The advent of foundation models (FMs) in healthcare offers unprecedented opportunities to enhance medical diagnostics through automated classification and segmentation tasks. However, these models also raise significant concerns about their fairness, especially when applied to diverse and underrepresented populations in healthcare applications. Currently, there is a lack of comprehensive benchmarks, standardized pipelines, and easily adaptable libraries to evaluate and understand the fairness performance of FMs in medical imaging, leading to considerable challenges in formulating and implementing solutions that ensure equitable outcomes across diverse patient populations. To fill this gap, we introduce FairMedFM, a fairness benchmark for FM research in medical imaging.FairMedFM integrates with 17 popular medical imaging datasets, encompassing different modalities, dimensionalities, and sensitive attributes. It explores 20 widely used FMs, with various usages such as zero-shot learning, linear probing, parameter-efficient fine-tuning, and prompting in various downstream tasks -- classification and segmentation. Our exhaustive analysis evaluates the fairness performance over different evaluation metrics from multiple perspectives, revealing the existence of bias, varied utility-fairness trade-offs on different FMs, consistent disparities on the same datasets regardless FMs, and limited effectiveness of existing unfairness mitigation methods. Checkout FairMedFM's project page and open-sourced codebase, which supports extendible functionalities and applications as well as inclusive for studies on FMs in medical imaging over the long term.
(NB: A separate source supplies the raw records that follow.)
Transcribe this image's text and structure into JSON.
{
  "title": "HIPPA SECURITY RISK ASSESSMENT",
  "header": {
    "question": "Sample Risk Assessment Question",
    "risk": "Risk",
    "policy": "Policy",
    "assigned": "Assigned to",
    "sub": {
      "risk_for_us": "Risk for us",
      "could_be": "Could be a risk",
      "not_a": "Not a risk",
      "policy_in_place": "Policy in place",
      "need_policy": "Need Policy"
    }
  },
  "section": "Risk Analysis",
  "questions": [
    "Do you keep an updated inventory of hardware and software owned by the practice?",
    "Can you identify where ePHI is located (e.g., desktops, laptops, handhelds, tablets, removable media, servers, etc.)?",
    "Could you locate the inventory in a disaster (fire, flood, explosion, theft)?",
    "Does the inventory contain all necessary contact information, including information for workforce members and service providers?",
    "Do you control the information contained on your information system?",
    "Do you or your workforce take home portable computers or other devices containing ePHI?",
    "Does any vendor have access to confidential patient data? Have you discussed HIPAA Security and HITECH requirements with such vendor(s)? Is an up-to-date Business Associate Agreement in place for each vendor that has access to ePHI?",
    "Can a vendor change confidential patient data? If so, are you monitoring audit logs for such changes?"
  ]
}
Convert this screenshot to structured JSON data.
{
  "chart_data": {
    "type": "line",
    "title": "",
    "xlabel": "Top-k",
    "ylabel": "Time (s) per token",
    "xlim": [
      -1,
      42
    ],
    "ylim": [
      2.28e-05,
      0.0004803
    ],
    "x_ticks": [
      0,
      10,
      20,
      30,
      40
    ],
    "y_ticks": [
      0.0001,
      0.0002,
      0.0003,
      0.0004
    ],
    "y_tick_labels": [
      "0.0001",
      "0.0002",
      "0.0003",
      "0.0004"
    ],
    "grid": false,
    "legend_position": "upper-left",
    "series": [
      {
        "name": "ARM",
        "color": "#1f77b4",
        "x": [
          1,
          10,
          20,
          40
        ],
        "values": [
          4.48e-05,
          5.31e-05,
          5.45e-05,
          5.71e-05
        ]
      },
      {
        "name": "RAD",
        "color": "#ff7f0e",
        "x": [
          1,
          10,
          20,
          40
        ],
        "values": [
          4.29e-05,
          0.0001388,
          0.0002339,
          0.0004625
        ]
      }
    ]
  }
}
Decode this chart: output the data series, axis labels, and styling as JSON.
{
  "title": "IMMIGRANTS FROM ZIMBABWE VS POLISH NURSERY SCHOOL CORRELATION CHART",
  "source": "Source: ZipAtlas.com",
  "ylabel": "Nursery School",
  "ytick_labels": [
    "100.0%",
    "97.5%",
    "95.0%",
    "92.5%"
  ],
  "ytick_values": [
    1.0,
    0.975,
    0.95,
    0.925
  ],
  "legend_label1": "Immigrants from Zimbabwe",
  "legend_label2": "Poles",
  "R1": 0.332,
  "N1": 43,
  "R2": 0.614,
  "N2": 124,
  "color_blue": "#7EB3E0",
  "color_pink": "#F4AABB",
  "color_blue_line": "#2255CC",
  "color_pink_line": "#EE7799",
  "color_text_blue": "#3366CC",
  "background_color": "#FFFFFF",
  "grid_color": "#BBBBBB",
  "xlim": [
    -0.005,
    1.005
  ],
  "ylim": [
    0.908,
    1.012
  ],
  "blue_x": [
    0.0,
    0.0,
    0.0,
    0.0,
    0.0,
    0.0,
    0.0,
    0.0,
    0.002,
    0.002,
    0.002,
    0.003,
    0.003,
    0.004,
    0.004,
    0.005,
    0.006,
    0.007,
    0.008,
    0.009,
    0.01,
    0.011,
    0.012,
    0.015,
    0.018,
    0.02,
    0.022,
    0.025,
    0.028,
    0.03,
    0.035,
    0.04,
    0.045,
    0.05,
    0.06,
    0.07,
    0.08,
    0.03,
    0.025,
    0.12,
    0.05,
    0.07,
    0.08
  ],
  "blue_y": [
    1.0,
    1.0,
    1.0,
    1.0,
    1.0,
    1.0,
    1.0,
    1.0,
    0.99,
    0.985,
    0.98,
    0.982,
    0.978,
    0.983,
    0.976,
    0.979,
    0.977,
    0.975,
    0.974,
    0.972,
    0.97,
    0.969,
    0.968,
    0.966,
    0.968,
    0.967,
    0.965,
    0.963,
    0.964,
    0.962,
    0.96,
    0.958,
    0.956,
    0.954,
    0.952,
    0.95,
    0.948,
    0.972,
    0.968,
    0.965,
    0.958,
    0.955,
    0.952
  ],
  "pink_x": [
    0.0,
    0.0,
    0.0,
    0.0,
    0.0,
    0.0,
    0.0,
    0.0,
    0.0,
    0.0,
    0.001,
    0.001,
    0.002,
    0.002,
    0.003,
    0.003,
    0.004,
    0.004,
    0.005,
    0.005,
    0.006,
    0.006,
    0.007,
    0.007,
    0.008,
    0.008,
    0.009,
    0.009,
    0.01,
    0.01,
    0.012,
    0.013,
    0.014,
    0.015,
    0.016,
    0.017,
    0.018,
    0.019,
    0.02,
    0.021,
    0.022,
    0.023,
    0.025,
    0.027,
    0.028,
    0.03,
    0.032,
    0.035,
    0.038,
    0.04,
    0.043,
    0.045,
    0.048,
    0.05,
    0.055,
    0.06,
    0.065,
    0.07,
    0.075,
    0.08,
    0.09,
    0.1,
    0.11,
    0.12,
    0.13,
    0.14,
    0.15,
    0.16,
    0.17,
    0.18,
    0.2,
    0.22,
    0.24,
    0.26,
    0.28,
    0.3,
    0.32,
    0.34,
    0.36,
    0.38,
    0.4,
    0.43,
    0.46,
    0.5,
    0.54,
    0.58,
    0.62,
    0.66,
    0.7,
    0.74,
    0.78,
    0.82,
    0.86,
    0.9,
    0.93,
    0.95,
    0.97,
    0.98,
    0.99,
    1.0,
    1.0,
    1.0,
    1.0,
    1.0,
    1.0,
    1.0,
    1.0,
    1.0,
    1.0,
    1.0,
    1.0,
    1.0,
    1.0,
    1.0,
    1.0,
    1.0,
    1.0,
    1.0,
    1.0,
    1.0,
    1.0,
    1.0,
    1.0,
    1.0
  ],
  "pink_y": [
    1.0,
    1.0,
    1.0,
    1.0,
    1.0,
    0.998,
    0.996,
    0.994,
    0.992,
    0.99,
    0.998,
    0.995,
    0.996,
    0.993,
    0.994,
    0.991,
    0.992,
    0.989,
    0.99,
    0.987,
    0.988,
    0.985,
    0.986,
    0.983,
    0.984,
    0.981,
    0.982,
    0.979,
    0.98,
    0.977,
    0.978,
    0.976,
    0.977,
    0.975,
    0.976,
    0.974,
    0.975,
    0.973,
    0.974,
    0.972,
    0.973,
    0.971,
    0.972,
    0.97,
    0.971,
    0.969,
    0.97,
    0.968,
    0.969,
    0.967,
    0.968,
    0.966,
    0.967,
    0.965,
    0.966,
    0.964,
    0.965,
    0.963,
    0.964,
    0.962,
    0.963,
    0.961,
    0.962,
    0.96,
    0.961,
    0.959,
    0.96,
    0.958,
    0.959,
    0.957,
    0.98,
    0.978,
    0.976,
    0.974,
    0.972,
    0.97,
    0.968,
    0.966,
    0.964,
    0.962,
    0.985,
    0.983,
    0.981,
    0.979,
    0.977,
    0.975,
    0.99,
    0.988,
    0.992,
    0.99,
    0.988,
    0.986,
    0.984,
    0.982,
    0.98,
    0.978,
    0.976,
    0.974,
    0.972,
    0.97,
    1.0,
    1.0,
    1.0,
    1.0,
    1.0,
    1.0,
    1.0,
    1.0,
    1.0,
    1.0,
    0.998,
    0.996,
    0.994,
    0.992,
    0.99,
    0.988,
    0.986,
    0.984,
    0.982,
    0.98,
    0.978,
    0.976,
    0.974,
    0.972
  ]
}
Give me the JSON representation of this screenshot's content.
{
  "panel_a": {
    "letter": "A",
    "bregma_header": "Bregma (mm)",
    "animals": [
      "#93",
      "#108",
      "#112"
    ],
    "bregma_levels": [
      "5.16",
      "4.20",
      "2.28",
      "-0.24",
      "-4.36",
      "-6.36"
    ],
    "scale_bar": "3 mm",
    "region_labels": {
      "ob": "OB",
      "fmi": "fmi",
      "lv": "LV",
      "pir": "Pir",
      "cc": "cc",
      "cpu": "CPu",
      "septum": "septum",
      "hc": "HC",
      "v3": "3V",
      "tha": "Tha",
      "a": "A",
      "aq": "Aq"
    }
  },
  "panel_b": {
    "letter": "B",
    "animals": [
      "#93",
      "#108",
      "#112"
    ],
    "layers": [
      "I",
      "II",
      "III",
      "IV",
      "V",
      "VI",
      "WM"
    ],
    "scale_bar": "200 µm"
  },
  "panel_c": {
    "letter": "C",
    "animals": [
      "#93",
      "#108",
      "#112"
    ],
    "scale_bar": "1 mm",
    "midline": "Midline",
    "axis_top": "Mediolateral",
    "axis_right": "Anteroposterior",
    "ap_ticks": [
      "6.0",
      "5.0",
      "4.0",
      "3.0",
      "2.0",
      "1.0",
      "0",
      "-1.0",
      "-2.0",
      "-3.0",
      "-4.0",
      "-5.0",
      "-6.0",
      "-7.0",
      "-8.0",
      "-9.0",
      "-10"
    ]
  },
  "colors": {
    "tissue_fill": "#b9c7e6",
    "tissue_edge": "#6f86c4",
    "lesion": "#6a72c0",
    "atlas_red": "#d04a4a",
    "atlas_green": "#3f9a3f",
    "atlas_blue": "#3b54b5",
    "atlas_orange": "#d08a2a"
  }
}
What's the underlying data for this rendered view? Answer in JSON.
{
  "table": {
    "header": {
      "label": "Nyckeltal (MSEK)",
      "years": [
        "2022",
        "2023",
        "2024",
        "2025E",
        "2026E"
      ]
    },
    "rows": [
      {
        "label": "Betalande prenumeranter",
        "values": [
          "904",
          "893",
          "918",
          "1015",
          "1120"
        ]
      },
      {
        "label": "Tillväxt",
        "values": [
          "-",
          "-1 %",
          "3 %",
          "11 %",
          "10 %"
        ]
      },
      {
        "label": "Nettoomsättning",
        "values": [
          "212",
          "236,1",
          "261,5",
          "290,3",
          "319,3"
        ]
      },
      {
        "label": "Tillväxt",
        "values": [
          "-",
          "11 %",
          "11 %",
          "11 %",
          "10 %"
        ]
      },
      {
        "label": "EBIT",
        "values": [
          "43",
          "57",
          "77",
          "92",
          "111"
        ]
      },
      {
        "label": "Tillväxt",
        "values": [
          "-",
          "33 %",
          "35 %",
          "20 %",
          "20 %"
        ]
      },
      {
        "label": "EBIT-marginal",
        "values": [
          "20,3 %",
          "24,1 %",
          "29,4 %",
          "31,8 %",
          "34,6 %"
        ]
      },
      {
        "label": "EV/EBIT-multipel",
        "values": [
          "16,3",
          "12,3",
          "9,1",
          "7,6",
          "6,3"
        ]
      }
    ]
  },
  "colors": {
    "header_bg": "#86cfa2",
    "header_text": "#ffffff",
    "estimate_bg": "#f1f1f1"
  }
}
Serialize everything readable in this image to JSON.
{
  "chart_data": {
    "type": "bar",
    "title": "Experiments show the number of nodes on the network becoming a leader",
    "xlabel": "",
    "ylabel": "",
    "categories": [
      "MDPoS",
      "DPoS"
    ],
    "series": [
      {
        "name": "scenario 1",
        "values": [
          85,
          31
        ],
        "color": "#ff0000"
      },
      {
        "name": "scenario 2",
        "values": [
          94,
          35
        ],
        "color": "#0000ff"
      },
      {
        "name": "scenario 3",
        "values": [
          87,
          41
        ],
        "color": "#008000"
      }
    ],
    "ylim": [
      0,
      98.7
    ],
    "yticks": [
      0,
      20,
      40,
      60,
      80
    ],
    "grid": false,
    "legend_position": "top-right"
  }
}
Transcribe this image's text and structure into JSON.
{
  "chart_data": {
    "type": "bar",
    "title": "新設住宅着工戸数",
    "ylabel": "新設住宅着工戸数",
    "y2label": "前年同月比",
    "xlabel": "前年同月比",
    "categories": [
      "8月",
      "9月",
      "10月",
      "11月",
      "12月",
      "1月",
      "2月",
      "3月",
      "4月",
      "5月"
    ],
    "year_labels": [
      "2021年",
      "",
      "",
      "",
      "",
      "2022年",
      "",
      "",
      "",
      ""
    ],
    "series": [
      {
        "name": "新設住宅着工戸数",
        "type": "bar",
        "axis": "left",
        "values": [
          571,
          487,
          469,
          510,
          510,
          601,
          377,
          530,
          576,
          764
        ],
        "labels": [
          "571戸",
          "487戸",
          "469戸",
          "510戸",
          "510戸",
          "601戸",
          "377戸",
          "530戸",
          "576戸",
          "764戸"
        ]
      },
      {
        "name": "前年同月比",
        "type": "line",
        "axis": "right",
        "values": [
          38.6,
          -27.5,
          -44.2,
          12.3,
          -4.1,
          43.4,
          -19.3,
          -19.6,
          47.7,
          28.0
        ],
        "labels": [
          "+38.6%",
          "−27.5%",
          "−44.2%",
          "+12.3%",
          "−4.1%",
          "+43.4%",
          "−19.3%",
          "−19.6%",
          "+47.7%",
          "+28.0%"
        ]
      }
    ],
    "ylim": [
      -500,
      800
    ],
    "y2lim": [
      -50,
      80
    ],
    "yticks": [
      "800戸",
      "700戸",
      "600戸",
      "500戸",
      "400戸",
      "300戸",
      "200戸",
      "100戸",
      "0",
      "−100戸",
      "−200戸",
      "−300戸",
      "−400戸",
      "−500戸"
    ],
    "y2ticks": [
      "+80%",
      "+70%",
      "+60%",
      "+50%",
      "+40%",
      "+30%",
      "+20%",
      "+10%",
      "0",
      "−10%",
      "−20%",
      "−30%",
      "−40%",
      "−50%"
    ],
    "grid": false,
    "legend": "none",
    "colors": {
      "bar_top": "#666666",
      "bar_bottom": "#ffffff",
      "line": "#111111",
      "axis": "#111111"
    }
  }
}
翻译：医疗领域基础模型的兴起为通过自动化分类与分割任务提升医学诊断水平带来了前所未有的机遇。然而，这些模型也引发了对其公平性的重大关切，尤其是在应用于医疗健康领域中多样化和代表性不足的人群时。目前，缺乏全面的基准测试、标准化流程和易于适配的库来评估和理解医学影像中基础模型的公平性表现，这导致在制定和实施确保不同患者群体获得公平结果的解决方案方面存在显著挑战。为填补这一空白，我们提出了FairMedFM——一个面向医学影像基础模型研究的公平性基准测试框架。FairMedFM整合了17个流行的医学影像数据集，涵盖不同模态、维度和敏感属性。它探索了20个广泛使用的基础模型，涉及多种应用方式，如零样本学习、线性探测、参数高效微调以及在分类与分割等多种下游任务中的提示学习。我们通过多角度、多评价指标的全面分析评估了公平性表现，揭示了偏倚的存在、不同基础模型上效用与公平性的权衡差异、同一数据集上不同模型间一致的性能差距，以及现有不公平缓解方法的有限效果。欢迎访问FairMedFM的项目页面和开源代码库，其支持可扩展的功能与应用，并为医学影像基础模型的长期研究提供包容性支持。